My editor for Patheos sent me a link to this blog post by Cross Examined, asking me to respond to it. It’s about why Christians should ignore the Great Commission, because supposedly it wasn’t meant for them — it was meant for the original disciples.

I read it over, and decided to turn it down — I’m not knowledgeable enough about the Bible or church history to confirm or deny, though I don’t think it’s right to say that sharing our faith doesn’t matter. As we have seen with the recent example of John Allen Chau, there are effective and ineffective — sometimes outright damaging — ways of doing this. Christians as a whole could certainly spend more time analyzing the ways that evangelism can have the reverse effect on the people they are trying to reach.

That entire story — the missionary who embarked on what some have called a “suicide mission” to share Jesus with an isolated tribe on an island near India — has stuck with me. I can’t fully condemn Chau, even though I disagree with his actions, because I know the culture that helped shaped him. I remember having the same passion and zeal for reaching “the lost.”

But I also disagree with the notion that sharing Jesus has one major purpose: to spare people from the agony of hell. I’ve written about my thoughts on hell before, and that’s not something I want to rehash here. Instead, I want to explore why people bother following Jesus at all if he’s good for nothing more than fire insurance.

Part of the whole “reason for the season” rhetoric around Christmas includes the line “Jesus was born to die.” Is that really the case? He was 33 years old when he was crucified — and of those 33 years, he only ministered for 3 of them. Why didn’t God just poof Jesus into existence as an adult, if death was his only purpose? What was the purpose behind having a childhood, an adolescence?
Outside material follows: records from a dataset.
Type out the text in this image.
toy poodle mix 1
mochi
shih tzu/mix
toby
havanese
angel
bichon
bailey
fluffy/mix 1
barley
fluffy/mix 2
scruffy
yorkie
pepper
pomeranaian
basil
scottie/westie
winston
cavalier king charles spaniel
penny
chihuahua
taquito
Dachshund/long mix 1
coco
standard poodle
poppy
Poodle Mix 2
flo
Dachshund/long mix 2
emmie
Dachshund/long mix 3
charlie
Furthermore, are we really to believe that Jesus serves no purpose in this earthly life, right now, except to secure our destination for the next?

My motive for sharing my faith has less to do with making converts than it does explaining the reasons behind the hope I have.

The reason I can keep going during seasons of worsened depression.

The reason I keep writing even if this blog will likely never go viral, and my books will likely never top the New York Times bestsellers lists.

The reason I was willing to risk the disappointment and potential loss of my Jewish family and friends for professing faith in this first-century carpenter who claimed to also be God.

All of that matters.

The Great Commission says to “Go and make disciples,” but at the same time, not everyone has the gift of preaching or teaching. Some of us are writers (some of us have entire memoirs explaining our faith journeys!). Others are artists, musicians, parents, and businessmen. We all have a place; we all have a built-in “audience,” so to speak, that can get to know our faith as they learn to know us.

I don’t think Matthew 10:14 (“If anyone will not welcome you or listen to your words, leave that home or town and shake the dust off your feet”) would have been included in the Bible if consent to hear the message wasn’t important. Which is why I have many reservations about missionary work as a whole, not just Chau’s.

Since the dead can’t come back and preach, all we have before us is this current life. Yes, Jesus came to die (as do we all), but more importantly, he lived. And how he lived is just as important as his death.